The inflection point for money management firms is when their asset flows suddenly increase, giving the business solid credibility in overcoming concern about operational risk and feasibility of its investment capability and business. Reaching it provides new momentum, means to achieve even stronger results and access to the wide range of marketing channels, especially consultants and larger plan sponsors that will start paying attention now that a firm has reached minimums in terms of assets under management and track record.
But that inflection point is becoming harder to achieve. As competition has increased and the markets have institutionalized, it has become more difficult to cross the inflection threshold, which continues to drift higher now around $500 million in assets depending on strategy.
Data show that more than 70% of asset flows are now being directed to the largest players. Even though the money management industry, particularly hedge funds, continues to grow with many new entrants and asset flows, the percentage captured by the largest asset managers is growing. Institutionalization of the investor base gives rise to an appetite for funds that can absorb hundreds of millions of dollars at a clip.

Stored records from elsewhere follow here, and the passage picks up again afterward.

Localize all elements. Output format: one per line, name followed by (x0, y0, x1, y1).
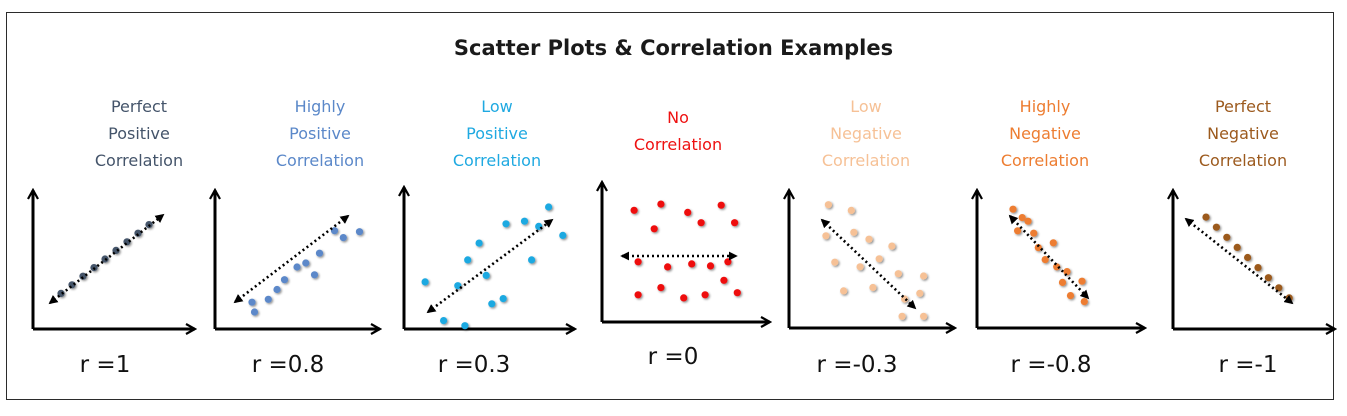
panel-3-data-point (559, 231, 567, 239)
panel-6-data-point (1066, 292, 1075, 300)
panel-3-data-point (488, 300, 496, 308)
panel-6-data-point (1009, 205, 1017, 213)
panel-2-data-point (339, 234, 347, 242)
panel-5-data-point (856, 263, 864, 271)
panel-4-data-point (717, 201, 725, 209)
panel-1-label: Perfect Positive Correlation (94, 97, 184, 170)
panel-3-data-point (502, 220, 510, 228)
panel-2-data-point (280, 276, 289, 284)
panel-4-data-point (684, 208, 692, 216)
panel-7-data-point (1212, 223, 1220, 231)
panel-5-data-point (850, 228, 858, 236)
panel-7-data-point (1223, 233, 1231, 241)
panel-5-trend-arrow (820, 218, 917, 310)
panel-5-data-point (865, 235, 873, 243)
panel-4-data-point (657, 200, 665, 208)
panel-6-r-value: r =-0.8 (1010, 352, 1092, 378)
panel-5-data-point (831, 258, 839, 266)
panel-2-data-point (273, 285, 281, 294)
panel-4-data-point (697, 219, 705, 227)
panel-2-data-point (310, 271, 319, 279)
panel-5-label: Low Negative Correlation (821, 97, 911, 170)
panel-3-data-point (482, 271, 490, 279)
panel-7-trend-arrow (1184, 217, 1294, 305)
panel-2-data-point (355, 228, 364, 236)
panel-2-data-point (248, 298, 256, 306)
panel-3-data-point (461, 322, 469, 330)
panel-5-data-point (840, 287, 848, 295)
panel-4-data-point (724, 258, 732, 266)
panel-7-r-value: r =-1 (1218, 352, 1278, 378)
panel-5-data-point (920, 312, 928, 320)
panel-2-data-point (293, 263, 301, 271)
panel-4-data-point (733, 289, 741, 297)
panel-2-trend-arrow (233, 214, 350, 304)
panel-5-data-point (916, 289, 924, 297)
panel-6-trend-arrow (1008, 214, 1090, 300)
panel-6-data-point (1078, 277, 1086, 285)
panel-7-data-point (1254, 264, 1262, 272)
panel-6-data-point (1030, 229, 1038, 237)
panel-3-data-point (421, 278, 429, 286)
panel-5-data-point (847, 206, 855, 214)
panel-4-data-point (657, 284, 665, 292)
panel-3-r-value: r =0.3 (437, 352, 511, 378)
panel-5-data-point (822, 232, 830, 240)
panel-5-data-point (894, 270, 902, 278)
panel-4-data-point (701, 291, 709, 299)
panel-4-data-point (680, 294, 688, 302)
panel-3-data-point (475, 239, 483, 247)
panel-3-trend-arrow (426, 218, 554, 314)
panel-6-label: Highly Negative Correlation (1000, 97, 1090, 170)
panel-7-data-point (1233, 243, 1241, 251)
panel-2-label: Highly Positive Correlation (275, 97, 365, 170)
panel-7-label: Perfect Negative Correlation (1198, 97, 1288, 170)
panel-3-data-point (545, 203, 553, 211)
panel-3-data-point (499, 295, 507, 303)
panel-4-data-point (664, 263, 672, 271)
panel-3-data-point (520, 217, 529, 225)
panel-2-data-point (264, 295, 272, 303)
panel-6-data-point (1080, 298, 1088, 306)
panel-7-data-point (1244, 253, 1252, 262)
panel-2-data-point (315, 249, 324, 257)
panel-6-data-point (1049, 239, 1057, 247)
panel-5-data-point (869, 283, 877, 292)
panel-4-data-point (634, 291, 642, 299)
panel-3-data-point (528, 256, 536, 264)
figure-frame (6, 12, 1334, 400)
panel-4-data-point (720, 276, 728, 284)
panel-1-trend-arrow (48, 213, 165, 305)
panel-1-r-value: r =1 (79, 352, 131, 378)
panel-5-data-point (920, 272, 928, 280)
panel-5-data-point (888, 242, 896, 250)
panel-4-data-point (630, 206, 638, 214)
panel-7-data-point (1202, 213, 1210, 221)
panel-3-data-point (440, 317, 448, 325)
panel-6-data-point (1058, 278, 1067, 286)
panel-4-r-value: r =0 (647, 344, 699, 370)
panel-4-data-point (706, 262, 715, 270)
panel-5-data-point (824, 201, 833, 209)
panel-4-data-point (650, 225, 658, 233)
panel-4-data-point (731, 219, 739, 227)
panel-2-r-value: r =0.8 (251, 352, 325, 378)
panel-4-data-point (634, 258, 642, 266)
panel-2-data-point (250, 308, 259, 316)
panel-7-data-point (1264, 274, 1272, 282)
page-title: Scatter Plots & Correlation Examples (453, 36, 894, 60)
panel-3-data-point (464, 256, 472, 264)
panel-2-data-point (302, 259, 310, 267)
panel-3-label: Low Positive Correlation (452, 97, 542, 170)
panel-5-data-point (875, 255, 883, 263)
panel-5-r-value: r =-0.3 (816, 352, 898, 378)
panel-6-data-point (1024, 217, 1032, 225)
panel-4-label: No Correlation (633, 108, 723, 154)
panel-5-data-point (898, 312, 906, 320)
panel-4-data-point (688, 260, 696, 268)
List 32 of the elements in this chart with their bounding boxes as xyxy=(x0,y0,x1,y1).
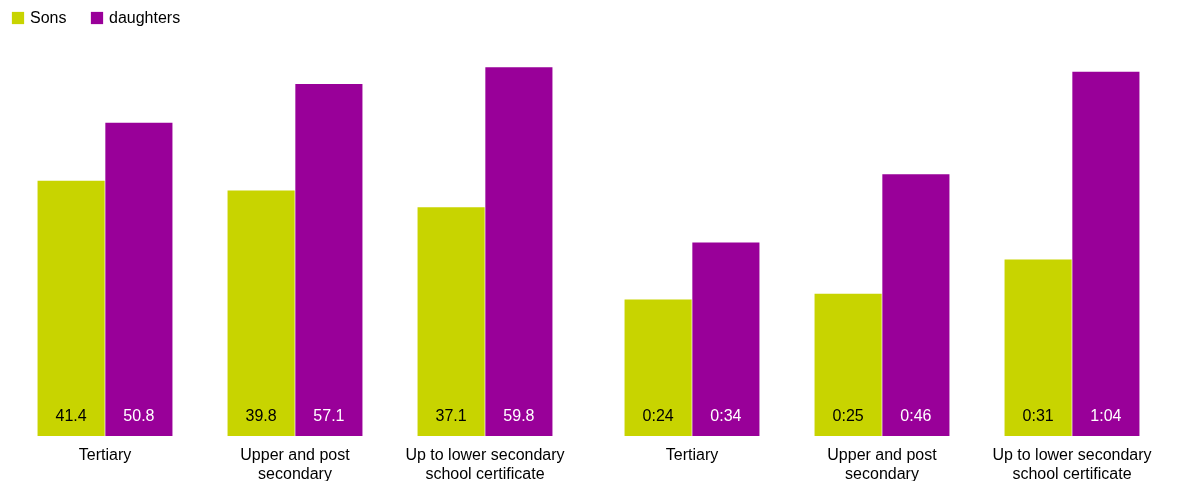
bar xyxy=(295,83,363,436)
x-tick-label: Tertiary xyxy=(78,445,132,463)
x-tick-label: Tertiary xyxy=(665,445,719,463)
data-label: 0:46 xyxy=(900,407,932,424)
data-label: 39.8 xyxy=(245,407,277,424)
data-label: 0:25 xyxy=(832,407,864,424)
bar xyxy=(692,242,760,436)
bar xyxy=(1072,71,1140,436)
data-label: 0:24 xyxy=(642,407,674,424)
bar xyxy=(417,207,485,436)
bar xyxy=(882,174,950,436)
bar xyxy=(227,190,295,436)
x-tick-label: Up to lower secondary school certificate xyxy=(405,445,565,482)
data-label: 41.4 xyxy=(55,407,87,424)
bar xyxy=(485,67,553,436)
legend-label: daughters xyxy=(109,9,181,26)
data-label: 0:31 xyxy=(1022,407,1054,424)
data-label: 37.1 xyxy=(435,407,467,424)
bar xyxy=(37,180,105,436)
legend-label: Sons xyxy=(30,9,67,26)
x-tick-label: Upper and post secondary xyxy=(827,445,938,482)
x-tick-label: Up to lower secondary school certificate xyxy=(992,445,1152,482)
data-label: 59.8 xyxy=(503,407,535,424)
data-label: 0:34 xyxy=(710,407,742,424)
bar xyxy=(105,122,173,436)
data-label: 50.8 xyxy=(123,407,155,424)
data-label: 1:04 xyxy=(1090,407,1122,424)
bar xyxy=(1004,259,1072,436)
bar xyxy=(624,299,692,436)
data-label: 57.1 xyxy=(313,407,345,424)
x-tick-label: Upper and post secondary xyxy=(240,445,351,482)
bar xyxy=(814,293,882,436)
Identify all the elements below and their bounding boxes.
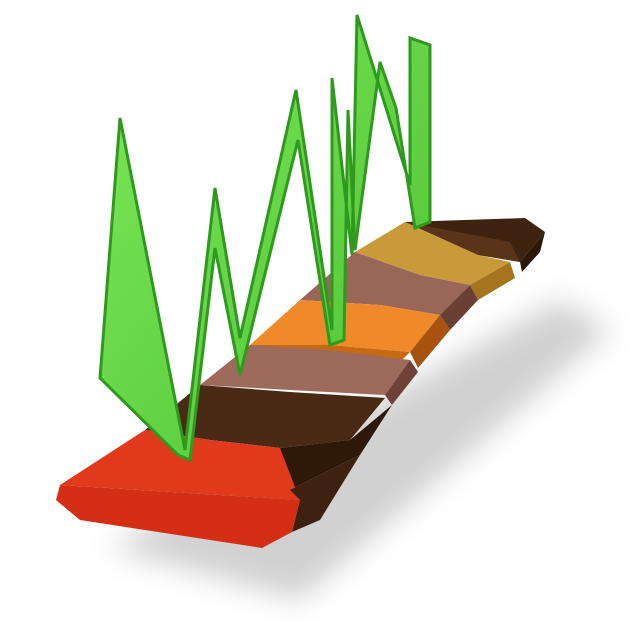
bar-segment-2 — [145, 385, 392, 490]
bar-segment-7 — [405, 218, 545, 272]
bar-segment-1 — [56, 430, 360, 548]
bar-segment-3 — [200, 345, 418, 405]
bar-segment-6 — [355, 222, 515, 300]
trend-zigzag-line — [98, 14, 432, 463]
segmented-bar — [56, 218, 545, 548]
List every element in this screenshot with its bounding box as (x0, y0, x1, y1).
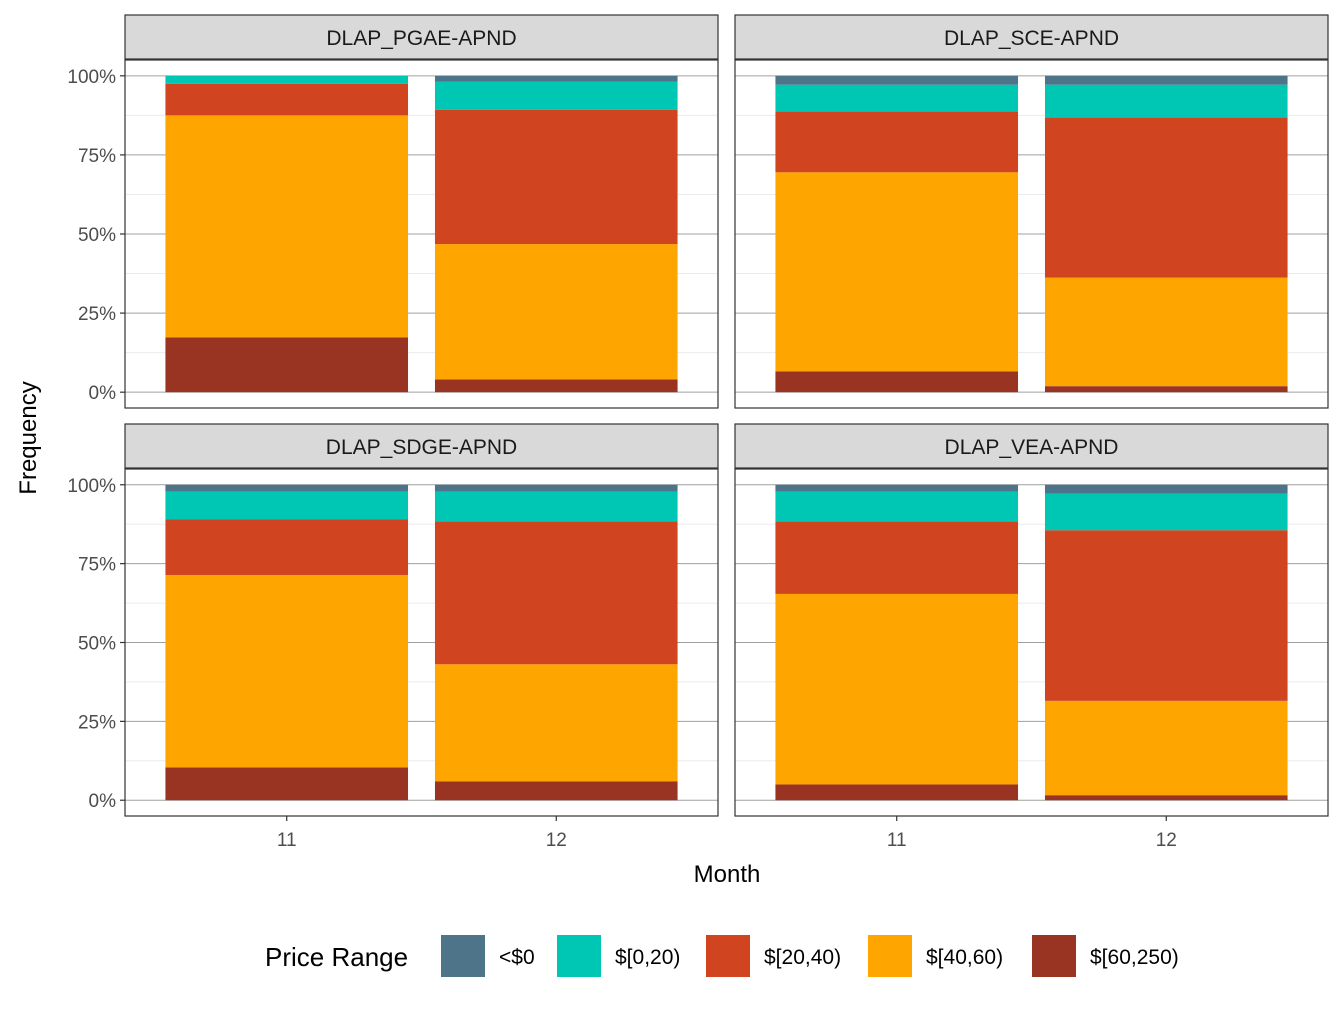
bar-segment (1044, 484, 1288, 494)
bar-segment (1044, 117, 1288, 278)
facet-strip (124, 423, 719, 469)
bar-segment (1044, 493, 1288, 531)
bar-segment (165, 337, 409, 393)
facet-strip (734, 423, 1329, 469)
bar-segment (775, 371, 1019, 393)
bar-segment (434, 75, 678, 82)
bar-segment (1044, 530, 1288, 701)
bar-segment (165, 574, 409, 768)
facet-strip (734, 14, 1329, 60)
y-tick-label: 0% (89, 791, 117, 812)
legend-key (1032, 935, 1076, 977)
bar-segment (775, 521, 1019, 594)
bar-segment (434, 664, 678, 782)
panel-border (734, 468, 1329, 817)
bar-segment (1044, 84, 1288, 118)
facet-title: DLAP_SCE-APND (944, 27, 1119, 50)
bar-segment (1044, 386, 1288, 393)
bar-segment (165, 484, 409, 492)
x-tick-label: 11 (887, 830, 907, 851)
y-tick-label: 25% (78, 712, 116, 733)
bar-segment (434, 379, 678, 393)
panel-border (124, 59, 719, 409)
y-tick-label: 75% (78, 146, 116, 167)
bar-segment (434, 244, 678, 380)
bar-segment (1044, 75, 1288, 85)
bar-segment (434, 781, 678, 801)
bar-segment (775, 784, 1019, 801)
bar-segment (775, 84, 1019, 112)
bar-segment (165, 767, 409, 801)
facet-title: DLAP_SDGE-APND (326, 436, 517, 459)
legend-key (868, 935, 912, 977)
bar-segment (434, 491, 678, 522)
y-tick-label: 25% (78, 304, 116, 325)
panel-border (124, 468, 719, 817)
legend-label: $[40,60) (926, 946, 1003, 969)
legend-label: $[0,20) (615, 946, 680, 969)
bar-segment (775, 172, 1019, 372)
legend-key (557, 935, 601, 977)
x-axis-label: Month (694, 861, 761, 888)
bar-segment (775, 491, 1019, 522)
bar-segment (434, 81, 678, 110)
bar-segment (165, 83, 409, 116)
bar-segment (1044, 795, 1288, 801)
y-tick-label: 0% (89, 383, 117, 404)
bar-segment (775, 75, 1019, 85)
y-tick-label: 75% (78, 555, 116, 576)
x-tick-label: 11 (277, 830, 297, 851)
legend-key (441, 935, 485, 977)
facet-title: DLAP_VEA-APND (945, 436, 1119, 459)
bar-segment (434, 521, 678, 665)
facet-title: DLAP_PGAE-APND (326, 27, 516, 50)
y-tick-label: 50% (78, 225, 116, 246)
bar-segment (434, 484, 678, 492)
bar-segment (165, 519, 409, 575)
bar-segment (1044, 700, 1288, 796)
bar-segment (434, 109, 678, 245)
bar-segment (165, 75, 409, 84)
bar-segment (165, 115, 409, 338)
y-tick-label: 50% (78, 634, 116, 655)
y-axis-label: Frequency (15, 381, 42, 494)
bar-segment (1044, 277, 1288, 387)
y-tick-label: 100% (67, 476, 116, 497)
facet-strip (124, 14, 719, 60)
bar-segment (775, 111, 1019, 173)
bar-segment (775, 593, 1019, 785)
legend-label: $[60,250) (1090, 946, 1179, 969)
bar-segment (165, 491, 409, 520)
legend-key (706, 935, 750, 977)
y-tick-label: 100% (67, 67, 116, 88)
x-tick-label: 12 (1156, 830, 1177, 851)
legend-label: $[20,40) (764, 946, 841, 969)
legend-title: Price Range (265, 942, 408, 972)
x-tick-label: 12 (546, 830, 567, 851)
panel-border (734, 59, 1329, 409)
legend-label: <$0 (499, 946, 535, 969)
bar-segment (775, 484, 1019, 492)
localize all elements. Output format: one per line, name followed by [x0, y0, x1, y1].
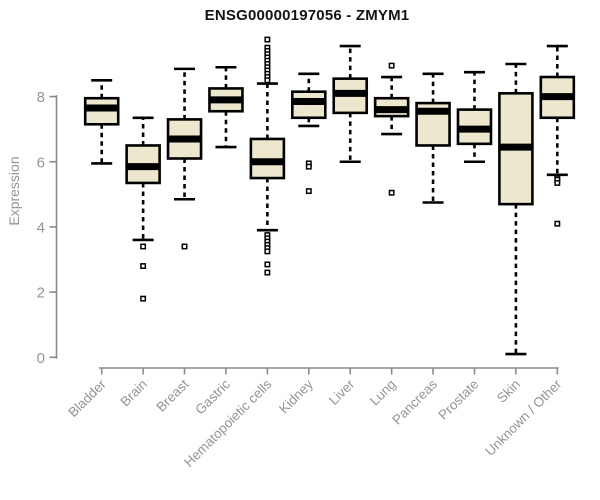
- outlier-point: [388, 62, 395, 69]
- y-tick-label: 6: [37, 154, 45, 171]
- outlier-point: [264, 77, 271, 84]
- y-tick-label: 2: [37, 285, 45, 302]
- x-tick-label: Skin: [494, 377, 523, 406]
- outlier-point: [554, 179, 561, 186]
- outlier-point: [305, 163, 312, 170]
- x-tick-label: Gastric: [192, 376, 233, 417]
- x-tick-label: Liver: [326, 376, 358, 408]
- outlier-point: [181, 243, 188, 250]
- outlier-point: [264, 269, 271, 276]
- outlier-point: [554, 220, 561, 227]
- x-tick-label: Prostate: [435, 377, 481, 423]
- y-tick-label: 8: [37, 89, 45, 106]
- y-tick-label: 0: [37, 350, 45, 367]
- box-pancreas: [415, 72, 451, 204]
- box-hematopoietic-cells: [249, 36, 286, 276]
- outlier-point: [388, 189, 395, 196]
- box-breast: [166, 67, 203, 250]
- box-brain: [125, 116, 161, 302]
- outlier-point: [140, 263, 147, 269]
- box-skin: [498, 62, 534, 356]
- box-prostate: [456, 70, 493, 164]
- x-tick-label: Breast: [153, 376, 191, 414]
- chart-title: ENSG00000197056 - ZMYM1: [204, 7, 410, 24]
- box-unknown-other: [539, 44, 576, 227]
- outlier-point: [264, 248, 271, 255]
- outlier-point: [264, 261, 271, 268]
- box-gastric: [208, 65, 244, 149]
- box-lung: [373, 62, 410, 196]
- outlier-point: [305, 188, 312, 195]
- x-tick-label: Pancreas: [389, 376, 440, 427]
- box-liver: [332, 44, 369, 164]
- outlier-point: [140, 295, 147, 302]
- box-bladder: [83, 78, 120, 165]
- outlier-point: [140, 243, 147, 250]
- outlier-point: [264, 36, 271, 43]
- x-tick-label: Unknown / Other: [482, 376, 565, 459]
- x-tick-label: Brain: [117, 377, 150, 410]
- y-tick-label: 4: [37, 219, 45, 236]
- box-kidney: [290, 72, 327, 195]
- x-tick-label: Kidney: [276, 376, 316, 416]
- x-tick-label: Lung: [367, 377, 399, 409]
- x-tick-label: Bladder: [65, 376, 109, 420]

Yet, investors remain interested in discovering managers. Investors discover a firm as a great manager that has been building an enviable record quarter after quarter. I call this the Cinderella moment, when an unknown firm jumps from relative anonymity to become the belle of the investors' ball.
Standout performance used to be sufficient to achieve commensurate asset growth. Today, not only do managers need to possess a definable investment strategy edge delivered in an institutional, repeatable investment process, but they also must meet the higher due diligence and compliance requirements of professional business and operational management.
Investment advisory firms must marry alpha generation capability to operational ability. To achieve the success most fund managers want, it is now imperative to dedicate significant resources to design and execute a long-term strategic growth plan customized to the strength and capabilities of the firm. Professional business management not just a notable investment record has become essential to cross the inflection point. The critical factors to cross this threshold will be strategic thinking, capital and marketing. Consider the following:
•Scale matters. Particularly in times of volatility and uncertainty, investors seek to minimize risk. Larger firms offer scale and resources that are perceived to provide greater stability in terms of product offerings, strategy execution, retention of investment professionals and so on. Smaller firms will need to prove that not only are they focused and nimble but also that they can compete on an operational basis. They can mitigate questions about operational risk by having a business model that is feasible and capable organizational structures and systems in place.
•Differentiation is in demand. In this competitive environment of depressed returns, investors are seeking alpha and are happy to pay for it. Likewise, market returns have become commoditized. Even in the hedge fund arena, beta replication products are starting to acquire market share. Differentiated, specialized products the appealing characteristic of smaller firms remain in demand. This differentiation includes emerging managers such as those that qualify as female- or minority-owned.
•Don't neglect consultants. Consultants have a reputation of being uninterested in smaller managers, but in reality are motivated to differentiate themselves. One way of doing this is to discover emerging managers. A key to cultivating consultant relationships is addressing operational and business stability issues up front as well as demonstrating a methodical approach to conducting business.
•Marketing matters. Correctly solving the distribution challenge is critical for the success of any firm. Executing a strategic, long-term sales strategy can be more difficult and costly for firms than actually creating the product. Internal marketers are expensive and hard to retain, especially when there is limited product to sell. Third-party marketers can be expensive and do not have a long-term strategic interest in the business. No matter what path is chosen, investors typically prefer to meet with managers rather than marketers.
Mona Aboelnaga Kanaan is president and CEO of Proctor Investment Managers LLC, a New York-based firm that invests in money managers and provides assistance in institutional marketing, client services and organizational structure.